İsveç Nobel Komitesi zamanın ruhuna uygun davranıp üç kadına Nobel Barış Ödülü verdi. Karar o kadar doğru, o kadar yerinde ki söyleyecek söz bulmak zor! Türkiye'de iktidar kabalığının, adaletsizliğin ve elli yaş üstü karaktersizlik örneklerinin zirve yaptığı bir zaman diliminde, dünyada bu kadar güzel şeylerin olması inanılmaz -ve Türkiye için de çok umut verici. Kadınlar, yükselen yeni değerlerin sahipleri olarak, erkeklerden çok daha güçlüler. Herkesin bunu iyi anlaması gerek.

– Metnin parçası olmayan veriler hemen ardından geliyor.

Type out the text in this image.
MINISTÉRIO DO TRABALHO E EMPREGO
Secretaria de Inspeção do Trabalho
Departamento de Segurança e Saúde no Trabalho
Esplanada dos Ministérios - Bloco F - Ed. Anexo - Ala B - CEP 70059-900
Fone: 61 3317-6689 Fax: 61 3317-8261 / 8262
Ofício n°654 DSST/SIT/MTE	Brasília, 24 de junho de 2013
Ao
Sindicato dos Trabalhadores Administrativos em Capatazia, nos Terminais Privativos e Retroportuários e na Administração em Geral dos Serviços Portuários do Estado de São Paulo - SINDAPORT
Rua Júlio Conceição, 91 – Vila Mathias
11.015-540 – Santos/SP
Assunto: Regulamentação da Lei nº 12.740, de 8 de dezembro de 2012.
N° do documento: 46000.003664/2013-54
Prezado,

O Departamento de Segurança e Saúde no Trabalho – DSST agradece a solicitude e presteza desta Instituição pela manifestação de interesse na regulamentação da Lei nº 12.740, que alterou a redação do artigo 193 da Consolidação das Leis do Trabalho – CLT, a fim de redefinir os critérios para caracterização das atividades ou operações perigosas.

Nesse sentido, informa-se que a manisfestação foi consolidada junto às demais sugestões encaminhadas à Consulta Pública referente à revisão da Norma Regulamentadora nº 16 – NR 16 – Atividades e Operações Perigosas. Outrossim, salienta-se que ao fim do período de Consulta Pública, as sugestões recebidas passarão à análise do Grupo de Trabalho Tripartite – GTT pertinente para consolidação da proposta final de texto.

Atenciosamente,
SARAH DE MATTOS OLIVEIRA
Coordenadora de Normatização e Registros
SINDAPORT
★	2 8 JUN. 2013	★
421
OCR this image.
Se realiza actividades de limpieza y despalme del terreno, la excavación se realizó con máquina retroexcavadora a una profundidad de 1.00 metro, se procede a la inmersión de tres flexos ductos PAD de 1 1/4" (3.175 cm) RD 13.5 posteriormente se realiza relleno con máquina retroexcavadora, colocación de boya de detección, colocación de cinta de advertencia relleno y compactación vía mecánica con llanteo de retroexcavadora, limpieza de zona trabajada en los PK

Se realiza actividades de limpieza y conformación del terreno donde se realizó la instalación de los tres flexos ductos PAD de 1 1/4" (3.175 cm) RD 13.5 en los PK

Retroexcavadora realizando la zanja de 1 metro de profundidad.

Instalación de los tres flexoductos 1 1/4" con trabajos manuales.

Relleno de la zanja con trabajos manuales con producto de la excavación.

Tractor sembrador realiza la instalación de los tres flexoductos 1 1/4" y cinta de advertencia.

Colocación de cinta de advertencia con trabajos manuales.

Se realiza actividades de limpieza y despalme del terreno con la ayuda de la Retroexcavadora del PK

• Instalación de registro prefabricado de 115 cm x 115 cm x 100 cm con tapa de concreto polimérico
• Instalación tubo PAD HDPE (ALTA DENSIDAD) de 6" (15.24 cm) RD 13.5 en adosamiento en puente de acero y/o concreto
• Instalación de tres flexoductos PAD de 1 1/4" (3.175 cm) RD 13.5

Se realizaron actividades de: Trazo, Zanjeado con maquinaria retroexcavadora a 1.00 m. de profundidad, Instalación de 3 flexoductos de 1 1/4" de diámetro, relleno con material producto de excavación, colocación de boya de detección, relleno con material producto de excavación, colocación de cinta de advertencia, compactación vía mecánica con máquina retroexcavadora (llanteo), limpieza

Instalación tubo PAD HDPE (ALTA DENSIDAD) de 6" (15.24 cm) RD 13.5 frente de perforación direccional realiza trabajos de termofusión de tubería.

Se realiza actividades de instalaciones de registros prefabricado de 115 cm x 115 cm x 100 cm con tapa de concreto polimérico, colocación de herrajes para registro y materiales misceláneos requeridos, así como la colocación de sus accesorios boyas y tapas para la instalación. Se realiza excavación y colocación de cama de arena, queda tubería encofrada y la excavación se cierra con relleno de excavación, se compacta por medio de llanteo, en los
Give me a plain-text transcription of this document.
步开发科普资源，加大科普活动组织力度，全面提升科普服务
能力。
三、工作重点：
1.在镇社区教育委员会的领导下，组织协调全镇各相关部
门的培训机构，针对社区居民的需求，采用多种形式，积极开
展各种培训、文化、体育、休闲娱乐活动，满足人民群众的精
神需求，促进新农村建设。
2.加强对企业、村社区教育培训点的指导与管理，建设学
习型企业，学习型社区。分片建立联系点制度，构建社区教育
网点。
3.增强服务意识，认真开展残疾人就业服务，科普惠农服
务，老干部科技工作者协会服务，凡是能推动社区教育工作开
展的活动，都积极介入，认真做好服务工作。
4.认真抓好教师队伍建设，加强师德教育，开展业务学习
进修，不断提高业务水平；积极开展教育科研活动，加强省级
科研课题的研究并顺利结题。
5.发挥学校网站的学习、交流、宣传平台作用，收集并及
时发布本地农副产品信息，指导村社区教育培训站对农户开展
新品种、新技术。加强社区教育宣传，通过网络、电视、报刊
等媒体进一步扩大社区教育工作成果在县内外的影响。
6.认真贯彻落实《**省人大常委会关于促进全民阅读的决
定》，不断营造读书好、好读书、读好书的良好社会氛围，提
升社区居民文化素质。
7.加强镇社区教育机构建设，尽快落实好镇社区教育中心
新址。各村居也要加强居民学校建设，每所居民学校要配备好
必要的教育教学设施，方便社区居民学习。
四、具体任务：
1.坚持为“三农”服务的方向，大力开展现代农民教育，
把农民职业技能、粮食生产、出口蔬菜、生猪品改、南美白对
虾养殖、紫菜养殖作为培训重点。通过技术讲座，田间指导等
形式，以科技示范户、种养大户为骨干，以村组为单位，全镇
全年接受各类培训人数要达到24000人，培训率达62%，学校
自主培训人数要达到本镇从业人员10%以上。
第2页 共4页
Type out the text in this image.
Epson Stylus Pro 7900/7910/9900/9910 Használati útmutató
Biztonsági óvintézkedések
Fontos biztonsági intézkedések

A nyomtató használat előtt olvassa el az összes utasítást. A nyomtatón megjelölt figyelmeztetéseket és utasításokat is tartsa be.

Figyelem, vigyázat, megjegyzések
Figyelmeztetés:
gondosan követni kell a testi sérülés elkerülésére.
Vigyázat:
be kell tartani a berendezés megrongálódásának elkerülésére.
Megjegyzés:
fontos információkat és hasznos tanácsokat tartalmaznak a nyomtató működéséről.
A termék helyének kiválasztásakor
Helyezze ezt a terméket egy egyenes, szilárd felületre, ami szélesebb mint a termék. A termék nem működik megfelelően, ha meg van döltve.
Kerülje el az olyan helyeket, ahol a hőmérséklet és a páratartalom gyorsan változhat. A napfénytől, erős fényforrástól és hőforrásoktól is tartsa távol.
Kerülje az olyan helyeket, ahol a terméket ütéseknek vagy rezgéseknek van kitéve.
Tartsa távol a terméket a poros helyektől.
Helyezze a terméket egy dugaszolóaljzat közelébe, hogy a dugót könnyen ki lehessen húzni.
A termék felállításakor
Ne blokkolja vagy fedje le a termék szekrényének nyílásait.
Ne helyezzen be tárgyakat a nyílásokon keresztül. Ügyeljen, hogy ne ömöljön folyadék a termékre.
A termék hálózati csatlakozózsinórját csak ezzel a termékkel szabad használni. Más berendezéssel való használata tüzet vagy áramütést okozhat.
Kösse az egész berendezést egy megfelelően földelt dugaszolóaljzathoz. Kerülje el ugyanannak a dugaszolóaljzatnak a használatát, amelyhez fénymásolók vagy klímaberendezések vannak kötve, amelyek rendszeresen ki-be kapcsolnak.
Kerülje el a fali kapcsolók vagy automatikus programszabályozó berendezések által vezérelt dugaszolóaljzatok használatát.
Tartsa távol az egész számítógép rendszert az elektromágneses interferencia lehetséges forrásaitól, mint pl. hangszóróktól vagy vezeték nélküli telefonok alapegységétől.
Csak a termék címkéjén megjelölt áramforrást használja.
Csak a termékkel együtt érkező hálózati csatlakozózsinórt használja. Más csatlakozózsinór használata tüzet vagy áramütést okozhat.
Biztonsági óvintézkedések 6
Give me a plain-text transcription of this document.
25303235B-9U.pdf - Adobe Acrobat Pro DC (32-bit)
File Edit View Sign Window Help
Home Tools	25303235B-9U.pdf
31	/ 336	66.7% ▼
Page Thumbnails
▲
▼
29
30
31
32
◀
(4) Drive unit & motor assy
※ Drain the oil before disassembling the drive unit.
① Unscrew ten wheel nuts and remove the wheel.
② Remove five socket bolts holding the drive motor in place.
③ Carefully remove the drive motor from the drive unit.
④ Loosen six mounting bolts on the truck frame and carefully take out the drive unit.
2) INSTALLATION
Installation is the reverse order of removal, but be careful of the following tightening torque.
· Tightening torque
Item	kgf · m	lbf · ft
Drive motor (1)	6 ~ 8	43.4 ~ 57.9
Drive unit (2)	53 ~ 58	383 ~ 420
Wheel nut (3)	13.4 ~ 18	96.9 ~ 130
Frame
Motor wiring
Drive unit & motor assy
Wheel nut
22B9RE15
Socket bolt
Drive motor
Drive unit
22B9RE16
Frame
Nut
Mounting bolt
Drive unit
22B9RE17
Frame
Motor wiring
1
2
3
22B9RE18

Nobel Komitesi herşeyden önce kadınsı değerleri ve kadınların yükselen gücünü ödüllendirmiştir. Burada ödüllendirilen değerlerin ne olduklarına ve nasıl işlediklerine kısaca dikkat çekmek istiyoruz.
Komitenin ödüllendirdiği Liberyalı iki kadın, birer başarı örneği.
1822'de kurulan ve Afrika'nın en eski Cumhuriyeti olan Liberya'da 1989'dan 2003'e kadar süren iç savaşta 250 bin insan öldü. Ödül alan Liberyalı kadınlardan ilki, Afrika'nın ilk ve tek kadın devlet başkanı "Ma Ellen", halk ona bu adı takmış. Ellen Johnson Sirleaf, ülkede "American Liberians" denen imtiyazlı zengin sınıftan. Erkeklerin anladığı anlamda da güçlü bir kadın. Ona "Batı Afrika'nın Thatcher'ı" da diyorlar. Etnik ayrım üzerinden yürüyen iç savaşta, etnik ayrımlar ötesi bir politika izledi. İki lafın başında "Benim Türküm, benim Kürdüm, benim Çerkesim" diyen neoliberal politikacılara karşı Türkiye'de de izlenmesi gereken cinsten bir politika örneğiydi. Kadınların her bakımdan korunması ve sosyal güvencesi için mücadele ederken, bir taraftan da onların siyasi kararlara katılımlarının yükselmesi için çalıştı. Zaten siyasi kararlarda kadınların daha büyük pay sahibi olması demek, daha makul ve daha adil kararların alınması demektir...
("Oğlum sana söylüyorum, damadım sen anla!)
İkinci Liberyalı kadın, tam bir kadınsı mücadele türü uygulayıp çok başarılı oldu. Leymah Roberta Gbowee, altı çocuk annesi. Bu kadını Türkiye'de gazeteler, önderlik ettiği "Sex boykotu" ile tanıttılar! (Tabii çok daha fazlasını yaptı.) "Savaşmakta ısrar eden erkeklerinizle yatmayın" dedi ve erkekler çabucak pes etti! Liberya'da çocuk askerler vardı, "Onları ancak biz, yani onların anneleri durdurabiliriz" dedi ve durdurdu. Çocuklar onların sözünü dinlediler -insan yan savaşı kazandı. Gbowee, "Women Peace and Security Network Afrika" adlı örgütünün üyelerini, "Beyaz örtülü kadınlar ordusu" diye adlandırıyor. Nasıl mı savaşıyorlar?
Beyaz örtülerini takıp toplu halde dua ediyorlar...
Sonunda erkeklerin katılaşmış yüreklerine dokunmayı ve onları durdurmayı başardılar.
Ödül alan üçüncü kadın bir Yemenli...
Arap Baharı'nın kahraman kadınlarından. O da kadın hakları için mücadele ediyor. Tevekkül Kerman, Ortadoğu tipi İslamî/islamcı toplumların kadınları otomatikman baskı altında tutan maçoegemen yapısına karşı sağlam bir başkaldırının sembolü haline geldi. Arap Baharı'nın özelliği, tüm yeni direnişler gibi önderliksiz ve anonimdi. Ama o dikkat çekti. Çünkü Yemen'in "tek adam"ı despot Abdullah Salih'e karşı yapılan gösteriye katılan sadece iki kadından biriydi. Onu gören kadınlar da, "Müslüman kadın evde oturur!" devrinin sona erdiğini anlayıp gösterilere katıldılar. Bu, tam bir devrimdi kadınlar için. Bukadarla kalmadı, Tevekkül Kerman, Yemen despotuna karşı yükselen muhalefetin sözcüsü oldu...
Bu üç güzel kadına iyi bakın, onlar ve onlar gibiler geleceği temsil ediyorlar...
Despotları onlar dürüyorlar -hem de düzgün, tertemiz, uçları üstüste gelecek şekilde!